Converting Blogs

Is it possible to predict a film’s barrier performance before vacuum metallizing? Part 3 of 3

By Dr. Charles A. Bishop 
  
Justifying ROI for better barrier    

This is not something typically done because of the cost of installing the equipment to scan and measure the film-surface quality and clean it is significant, particularly if it has to match the normal operating speed. Where the film supplier also takes the film downstream and metallizes their own film, the cost might be more easily absorbed. If they are able to reproducibly produce a cleaner film than anyone else, they will, in theory, have a justification to charge a premium for the film which could offset cost. In reality this may not be the case. The size and number of particulates is so high that even if these were reduced by a factor of 10 the improvement in the barrier performance would still be only marginal.

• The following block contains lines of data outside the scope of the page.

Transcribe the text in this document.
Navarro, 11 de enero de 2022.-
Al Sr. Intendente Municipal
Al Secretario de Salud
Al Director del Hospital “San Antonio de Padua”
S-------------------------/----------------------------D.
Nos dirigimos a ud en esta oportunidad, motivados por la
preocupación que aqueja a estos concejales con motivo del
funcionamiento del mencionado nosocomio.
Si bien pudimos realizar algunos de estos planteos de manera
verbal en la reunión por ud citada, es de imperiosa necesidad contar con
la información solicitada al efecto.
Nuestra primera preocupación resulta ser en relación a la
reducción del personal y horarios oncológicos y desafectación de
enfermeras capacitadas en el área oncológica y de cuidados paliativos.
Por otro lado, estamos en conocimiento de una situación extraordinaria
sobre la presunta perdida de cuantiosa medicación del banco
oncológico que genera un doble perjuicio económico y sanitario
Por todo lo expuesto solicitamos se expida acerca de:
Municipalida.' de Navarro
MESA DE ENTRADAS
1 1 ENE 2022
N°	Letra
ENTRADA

It would only be if the reduction in the particulate-surface contamination were reduced a 1000-fold, or more, that significant barrier improvements would result. 

With this in mind it is not surprising that there is not a rush to install measuring and cleaning stations if all they can expect is a marginal improvement. 

As a low-cost alternative, unwinding a roll and cutting samples to measure and size the number of particles per unit area also could be correlated with the barrier performance. This, in theory, should give a similar result, but the error is likely to be greater as when the roll is unwound there will be an increase in the triboelectric charge on the surface which can attract more airborne particles to the surface. In addition, when the sample is cut out of the web, the cutting process will generate particles that may also increase the number of particles on the surface. This may make the samples unrepresentative of the bulk of the roll. This extra contamination may be somewhat reproducible and so may result in only an offset between this static measurement of surface contamination compared to the on-line dynamic measurement of contamination.  

As even this low-cost approach would take time, effort and may have big errors in the results, it is hardly surprising that even this method of film evaluation is not routinely done, and so films are coated first and somewhere downstream will then have the barrier performance measured.  

​I will be interested to see if this “measure and predict” approach is adopted for the production of barrier coatings. No doubt it will be adopted if there is perceived to be sufficient cost benefit in making the change, although this looks to have the hurdle of someone’s cost for someone else’s benefit.